A Bi-Level Multi-Objective Optimization Algorithm with a Bounded Multi-Variate Conjugate Gradient Method.

Abstract

Designing any complex system requires engaging many areas. Thus, it is necessary for engineers from multiple disciplines, such as hydrodynamics, structures, etc., to collaborate. Although this increased collaboration across multiple disciplines has yielded tremendous benefit, it makes the design process substantially more difficult. Engineers must communicate frequently across all the disciplines, and they can no longer design in isolation. Therefore, efficient algorithms that are capable of facilitating interaction across multiple engineering disciplines are required. Moreover, the collaboration across multiple disciplines tends to increase the size of the optimization problems. When multiple disciplines are considered, more elements of the system have to be accounted with greater accuracy.
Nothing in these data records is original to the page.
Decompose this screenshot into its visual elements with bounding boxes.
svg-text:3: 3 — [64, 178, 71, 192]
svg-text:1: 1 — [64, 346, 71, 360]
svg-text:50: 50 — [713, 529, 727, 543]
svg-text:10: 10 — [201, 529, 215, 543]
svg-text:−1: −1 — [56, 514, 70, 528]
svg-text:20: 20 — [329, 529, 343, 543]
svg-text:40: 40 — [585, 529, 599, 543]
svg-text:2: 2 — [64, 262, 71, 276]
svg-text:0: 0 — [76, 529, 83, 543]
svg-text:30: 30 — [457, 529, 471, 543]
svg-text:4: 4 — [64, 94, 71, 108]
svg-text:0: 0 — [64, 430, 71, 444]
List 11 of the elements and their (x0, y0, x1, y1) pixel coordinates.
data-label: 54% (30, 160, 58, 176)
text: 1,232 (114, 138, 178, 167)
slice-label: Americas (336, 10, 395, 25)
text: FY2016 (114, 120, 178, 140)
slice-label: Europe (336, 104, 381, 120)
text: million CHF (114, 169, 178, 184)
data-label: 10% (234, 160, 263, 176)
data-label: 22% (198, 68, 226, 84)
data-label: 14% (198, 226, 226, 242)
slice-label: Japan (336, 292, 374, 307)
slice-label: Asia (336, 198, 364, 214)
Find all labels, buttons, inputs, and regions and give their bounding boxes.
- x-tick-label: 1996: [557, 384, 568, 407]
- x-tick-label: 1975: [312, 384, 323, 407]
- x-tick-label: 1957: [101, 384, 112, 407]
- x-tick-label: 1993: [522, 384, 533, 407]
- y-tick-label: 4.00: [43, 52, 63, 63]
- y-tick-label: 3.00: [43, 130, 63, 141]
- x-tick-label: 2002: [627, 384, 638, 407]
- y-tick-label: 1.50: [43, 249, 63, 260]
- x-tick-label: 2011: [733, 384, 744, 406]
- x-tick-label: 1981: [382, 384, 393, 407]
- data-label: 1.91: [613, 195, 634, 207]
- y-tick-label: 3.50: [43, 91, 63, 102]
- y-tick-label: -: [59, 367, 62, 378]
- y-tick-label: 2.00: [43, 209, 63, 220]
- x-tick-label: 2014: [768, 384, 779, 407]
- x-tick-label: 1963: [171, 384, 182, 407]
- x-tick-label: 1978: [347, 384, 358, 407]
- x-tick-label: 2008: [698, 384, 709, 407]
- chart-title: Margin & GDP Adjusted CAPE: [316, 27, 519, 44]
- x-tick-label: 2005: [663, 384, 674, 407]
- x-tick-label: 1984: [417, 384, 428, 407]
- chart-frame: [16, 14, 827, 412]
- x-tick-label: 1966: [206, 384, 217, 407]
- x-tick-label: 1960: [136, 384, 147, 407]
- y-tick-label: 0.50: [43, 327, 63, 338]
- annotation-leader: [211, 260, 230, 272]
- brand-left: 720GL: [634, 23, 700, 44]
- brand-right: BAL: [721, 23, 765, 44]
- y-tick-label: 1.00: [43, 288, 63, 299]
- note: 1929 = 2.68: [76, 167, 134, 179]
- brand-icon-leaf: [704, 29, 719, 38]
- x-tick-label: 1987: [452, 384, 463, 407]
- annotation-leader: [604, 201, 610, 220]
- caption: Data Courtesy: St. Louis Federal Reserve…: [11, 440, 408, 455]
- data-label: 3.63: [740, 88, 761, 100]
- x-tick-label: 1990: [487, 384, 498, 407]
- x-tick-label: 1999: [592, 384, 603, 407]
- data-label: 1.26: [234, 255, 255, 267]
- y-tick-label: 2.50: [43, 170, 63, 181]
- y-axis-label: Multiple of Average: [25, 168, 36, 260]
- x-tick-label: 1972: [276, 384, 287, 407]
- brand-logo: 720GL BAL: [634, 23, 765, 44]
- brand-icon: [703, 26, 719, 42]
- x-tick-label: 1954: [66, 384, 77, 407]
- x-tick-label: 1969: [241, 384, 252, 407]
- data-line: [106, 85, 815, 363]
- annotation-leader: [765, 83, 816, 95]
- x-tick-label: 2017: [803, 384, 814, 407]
As a result, size of engineering optimization problems has increased exponentially in recent years. However, many classical optimization algorithms are not suited to solve optimization problems with a large number of design variables (large-scale). The goal of this research is to create a flexible multidisciplinary optimization algorithm that is capable of solving large-scale optimization problem by improving known optimization techniques. First, a new bi-level multi-objective optimization algorithm is developed. Engineering systems are designed in a distributed environment where multiple departments design each respective sub-system. However, these departments often have mutually conflicting objectives, and it is necessary to measure the trade- off between different objectives that the system needs to achieve. The new bi-level multi-objective optimization framework finds the trade-off of multiple objectives in a distributed environment. A numerical optimization method called ‘Conjugate Gradient (CG) method’ is modified to solve optimization problems with a large number of design variables. The CG method is known for its low memory requirement and strong convergence properties. It is one of the earliest large-scale optimization algorithms; the modifications are made to improve its computing time and the rate of convergence for large-scale optimization problems. In the last phase of research, the bi-level multi-objective optimization algorithm and the modified conjugate gradient method are combined to create a multi-disciplinary optimization capability suitable for solving problems with a large number of design variables.